Ketika HAM tidak terfasilitasi oleh negara atau hukum, peran itu jatuh pada Hakim. Berdasarkan Undang-Undang Kekuasaan Kehakiman, Hakim harus independen, bebas, dan mencari kebenaran. Hakim bertindak sebagai guardian of rights, mengontrol kekuasaan negara, memeriksa aduan, dan mencari kebenaran yang melampaui aturan hukum semata, dengan fokus pada martabat manusia. Hakim menjadi jembatan bagi isu-isu HAM yang semakin kompleks dan berkembang, sehingga dituntut memiliki kapasitas untuk melakukan penerobosan melalui konstruksi hukum sebagai pintu masuk untuk menguji dan mencari nilai dari setiap peristiwa.
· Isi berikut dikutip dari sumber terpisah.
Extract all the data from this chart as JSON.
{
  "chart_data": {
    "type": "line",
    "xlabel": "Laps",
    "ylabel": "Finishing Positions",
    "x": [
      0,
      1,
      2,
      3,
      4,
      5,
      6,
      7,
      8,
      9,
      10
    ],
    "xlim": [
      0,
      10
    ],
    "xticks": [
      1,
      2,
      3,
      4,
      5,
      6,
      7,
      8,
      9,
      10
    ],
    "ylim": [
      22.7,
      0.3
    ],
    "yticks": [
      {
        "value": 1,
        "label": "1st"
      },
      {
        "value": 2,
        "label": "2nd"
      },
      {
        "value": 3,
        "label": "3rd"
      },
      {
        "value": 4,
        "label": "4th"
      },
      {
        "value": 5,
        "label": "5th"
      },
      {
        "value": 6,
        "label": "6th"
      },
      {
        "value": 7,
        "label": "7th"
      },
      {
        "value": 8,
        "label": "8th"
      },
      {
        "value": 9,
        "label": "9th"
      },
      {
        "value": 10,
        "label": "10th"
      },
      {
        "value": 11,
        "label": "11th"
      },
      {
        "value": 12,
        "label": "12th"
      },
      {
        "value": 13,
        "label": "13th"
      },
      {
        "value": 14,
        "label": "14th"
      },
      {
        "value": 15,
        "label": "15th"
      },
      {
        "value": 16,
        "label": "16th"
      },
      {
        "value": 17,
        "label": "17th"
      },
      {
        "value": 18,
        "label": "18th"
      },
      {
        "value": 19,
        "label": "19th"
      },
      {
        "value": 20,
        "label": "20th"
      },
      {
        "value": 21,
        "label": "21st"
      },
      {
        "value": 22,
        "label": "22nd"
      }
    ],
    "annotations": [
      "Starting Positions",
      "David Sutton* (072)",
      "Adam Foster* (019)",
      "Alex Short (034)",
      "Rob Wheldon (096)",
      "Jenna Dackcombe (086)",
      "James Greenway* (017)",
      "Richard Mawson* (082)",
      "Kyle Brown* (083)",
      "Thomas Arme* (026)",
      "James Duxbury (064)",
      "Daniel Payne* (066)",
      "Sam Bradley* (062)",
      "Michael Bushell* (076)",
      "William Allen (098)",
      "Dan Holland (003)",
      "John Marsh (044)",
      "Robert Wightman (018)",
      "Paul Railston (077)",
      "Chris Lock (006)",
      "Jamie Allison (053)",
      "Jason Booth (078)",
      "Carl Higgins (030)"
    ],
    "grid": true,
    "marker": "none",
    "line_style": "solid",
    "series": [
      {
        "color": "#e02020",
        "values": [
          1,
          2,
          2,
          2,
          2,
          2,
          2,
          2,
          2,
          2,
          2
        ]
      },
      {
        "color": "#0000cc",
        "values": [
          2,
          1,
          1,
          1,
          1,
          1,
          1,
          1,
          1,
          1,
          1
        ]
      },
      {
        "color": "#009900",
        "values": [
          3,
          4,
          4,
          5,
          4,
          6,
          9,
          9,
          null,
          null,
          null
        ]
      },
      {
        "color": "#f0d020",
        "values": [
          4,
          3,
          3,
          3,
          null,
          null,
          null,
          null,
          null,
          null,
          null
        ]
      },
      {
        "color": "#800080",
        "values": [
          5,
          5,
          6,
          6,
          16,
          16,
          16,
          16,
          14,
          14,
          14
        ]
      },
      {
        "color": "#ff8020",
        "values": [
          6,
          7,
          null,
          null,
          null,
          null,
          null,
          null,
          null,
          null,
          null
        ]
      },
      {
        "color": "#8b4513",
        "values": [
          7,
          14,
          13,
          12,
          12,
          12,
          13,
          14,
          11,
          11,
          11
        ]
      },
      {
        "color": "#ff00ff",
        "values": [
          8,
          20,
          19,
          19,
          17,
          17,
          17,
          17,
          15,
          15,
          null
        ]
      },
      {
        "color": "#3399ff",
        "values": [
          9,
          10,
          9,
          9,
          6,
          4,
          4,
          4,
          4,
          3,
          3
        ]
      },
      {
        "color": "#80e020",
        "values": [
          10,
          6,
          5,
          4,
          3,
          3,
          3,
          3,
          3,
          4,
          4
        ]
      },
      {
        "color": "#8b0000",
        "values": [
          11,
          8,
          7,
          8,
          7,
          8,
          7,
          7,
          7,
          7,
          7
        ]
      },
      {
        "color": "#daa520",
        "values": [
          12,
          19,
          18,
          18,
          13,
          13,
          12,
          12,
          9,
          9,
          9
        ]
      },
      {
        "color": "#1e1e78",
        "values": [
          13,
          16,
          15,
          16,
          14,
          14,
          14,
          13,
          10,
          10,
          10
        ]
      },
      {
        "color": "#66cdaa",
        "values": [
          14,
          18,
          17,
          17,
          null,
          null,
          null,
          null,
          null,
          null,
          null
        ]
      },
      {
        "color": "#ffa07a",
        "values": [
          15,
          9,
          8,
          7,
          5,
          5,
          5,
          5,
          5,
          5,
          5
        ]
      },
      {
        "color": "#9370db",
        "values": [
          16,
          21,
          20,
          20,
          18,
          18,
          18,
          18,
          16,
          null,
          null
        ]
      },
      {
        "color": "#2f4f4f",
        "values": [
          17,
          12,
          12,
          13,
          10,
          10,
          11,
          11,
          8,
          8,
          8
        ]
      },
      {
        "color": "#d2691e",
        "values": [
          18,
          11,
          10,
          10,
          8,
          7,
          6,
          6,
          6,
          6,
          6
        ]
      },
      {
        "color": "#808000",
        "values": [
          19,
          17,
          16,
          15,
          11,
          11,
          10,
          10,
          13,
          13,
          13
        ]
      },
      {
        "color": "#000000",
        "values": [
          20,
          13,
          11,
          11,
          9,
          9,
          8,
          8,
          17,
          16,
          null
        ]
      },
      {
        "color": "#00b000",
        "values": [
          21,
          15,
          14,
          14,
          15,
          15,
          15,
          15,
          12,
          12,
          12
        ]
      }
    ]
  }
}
Tidak hanya mencocokkan fakta dan aturan, Hakim harus menggunakan kewenangannya untuk mengungkap suatu kebenaran (truth).
Namun, penting pula diingat adanya risiko bahwa Hakim justru dapat menjadi pelanggar HAM ketika ia tidak menggunakan kekuasaannya untuk mengawasi, memperbaiki, ataupun menghukum pelanggaran yang terjadi.
Sesi ini menumbuhkan kesadaran bahwa sebagai guardian of rights, Hakim memiliki tujuan utama untuk menemukan ketidakcocokan antara hak manusia dan kewajiban negara serta mengidentifikasi adanya pelanggaran. Hakim juga perlu menelisik aturan yang tidak efektif, serta menentukan bentuk hukuman, pemulihan, dan pihak yang bertanggung jawab. Dalam penutup kelas dialektika ini, Haris Azhar menegaskan bahwa Hakim memiliki posisi strategis untuk menemukan kebenaran dan menghadirkan putusan-putusan yang sensitif terhadap HAM.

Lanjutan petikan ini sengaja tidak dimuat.